People with chronic or life-threatening illnesses often experience problems with their care, including confusion and conflict over how to make good decisions, poor communication with care providers, inadequate pain and symptom relief, and treatments with little or no benefit.
The Hastings Center Guidelines for Decisions on Life-Sustaining Treatment and Care Near the End of Life (Oxford University Press) updates and significantly expands the Center’s groundbreaking comprehensive ethics guidelines, first published in 1987. The original editionwas foundational in shaping the ethical and legal framework for medical decision-making in the U.S. It was cited in the U.S. Supreme Court’s 1990 decision in the case of Nancy Beth Cruzan, which established the Constitutional right of patients to refuse life-sustaining medical treatments and affirmed the authority of surrogate decision-makers for patients without decision-making capacity.
The new book synthesizes the past 26 years of research and innovation in quality improvement, patient safety, and palliative care, with insights from more than 60 experts in medicine, law, nursing, and other disciplines, as well as from the disability community and patient advocates. Two important new features include guidance on making decisions for seriously ill or dying children and a discussion of the views of people with disabilities who face decisions about life-sustaining treatment.
“This new resource comes at a time of many challenges in our health care system,” says Mildred Z. Solomon, president of The Hastings Center and a member of the Guidelines project working group. “As the population ages, more people are living with chronic diseases. Advances in medicine have created both benefits and burdens, including problems of quality, safety, access, and cost. We need to help patients and families better navigate their choices, and physicians and health care leaders must build systems of care that are wiser and more compassionate.” Dr. Solomon discusses Guidelines in this video.

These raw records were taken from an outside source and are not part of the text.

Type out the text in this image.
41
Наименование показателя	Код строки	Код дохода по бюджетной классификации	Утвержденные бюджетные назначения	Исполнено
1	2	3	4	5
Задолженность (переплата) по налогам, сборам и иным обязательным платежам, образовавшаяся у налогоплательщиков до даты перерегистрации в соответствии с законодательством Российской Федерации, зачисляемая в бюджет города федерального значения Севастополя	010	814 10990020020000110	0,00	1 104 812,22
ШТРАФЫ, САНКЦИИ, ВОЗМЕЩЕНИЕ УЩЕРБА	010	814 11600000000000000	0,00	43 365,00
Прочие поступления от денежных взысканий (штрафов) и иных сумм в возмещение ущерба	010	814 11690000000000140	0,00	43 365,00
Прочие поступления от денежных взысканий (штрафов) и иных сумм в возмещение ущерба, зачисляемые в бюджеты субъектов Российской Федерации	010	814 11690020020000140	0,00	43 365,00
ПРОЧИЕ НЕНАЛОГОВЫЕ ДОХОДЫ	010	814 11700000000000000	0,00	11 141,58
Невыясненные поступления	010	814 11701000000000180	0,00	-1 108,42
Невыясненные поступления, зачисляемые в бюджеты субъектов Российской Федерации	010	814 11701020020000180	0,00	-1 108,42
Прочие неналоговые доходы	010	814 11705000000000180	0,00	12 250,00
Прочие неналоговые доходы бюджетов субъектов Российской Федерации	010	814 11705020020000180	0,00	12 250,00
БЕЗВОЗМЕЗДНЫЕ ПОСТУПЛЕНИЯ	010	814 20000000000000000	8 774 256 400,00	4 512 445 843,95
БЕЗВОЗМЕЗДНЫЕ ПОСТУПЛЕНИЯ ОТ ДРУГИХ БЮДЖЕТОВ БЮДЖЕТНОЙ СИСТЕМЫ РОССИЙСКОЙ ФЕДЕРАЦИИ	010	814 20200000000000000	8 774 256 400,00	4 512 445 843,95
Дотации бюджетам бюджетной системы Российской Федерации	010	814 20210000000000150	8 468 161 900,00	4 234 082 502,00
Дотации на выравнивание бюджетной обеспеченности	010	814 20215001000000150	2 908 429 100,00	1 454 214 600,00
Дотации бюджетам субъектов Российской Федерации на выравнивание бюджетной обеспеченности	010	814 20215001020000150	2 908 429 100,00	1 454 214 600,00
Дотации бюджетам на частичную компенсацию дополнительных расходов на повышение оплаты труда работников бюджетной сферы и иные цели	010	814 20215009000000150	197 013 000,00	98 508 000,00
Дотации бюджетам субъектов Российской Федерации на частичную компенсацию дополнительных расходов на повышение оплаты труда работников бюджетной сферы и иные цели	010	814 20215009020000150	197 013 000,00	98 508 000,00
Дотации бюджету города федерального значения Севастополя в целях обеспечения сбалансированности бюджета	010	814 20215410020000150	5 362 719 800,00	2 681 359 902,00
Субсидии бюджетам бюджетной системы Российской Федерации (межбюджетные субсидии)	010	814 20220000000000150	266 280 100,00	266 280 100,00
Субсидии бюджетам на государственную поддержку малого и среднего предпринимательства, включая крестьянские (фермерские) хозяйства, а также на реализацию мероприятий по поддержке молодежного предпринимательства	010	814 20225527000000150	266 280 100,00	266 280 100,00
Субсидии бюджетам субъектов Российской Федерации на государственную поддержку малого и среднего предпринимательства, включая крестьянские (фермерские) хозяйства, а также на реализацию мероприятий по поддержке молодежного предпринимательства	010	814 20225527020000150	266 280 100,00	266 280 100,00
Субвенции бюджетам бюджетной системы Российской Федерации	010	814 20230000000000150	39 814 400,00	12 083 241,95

The authors are Nancy Berlinger, a research scholar at The Hastings Center who directed the Hastings Center project that produced the new publication; Bruce Jennings, a Hastings Center Fellow, director of bioethics at the Center for Humans and Nature, and a co-author of the first edition of Guidelines; and Susan M. Wolf, also a Hastings Center Fellow, who is McKnight Presidential Professor of Law, Medicine & Public Policy at the University of Minnesota and who directed the first Guidelines project and was principal author of the first edition.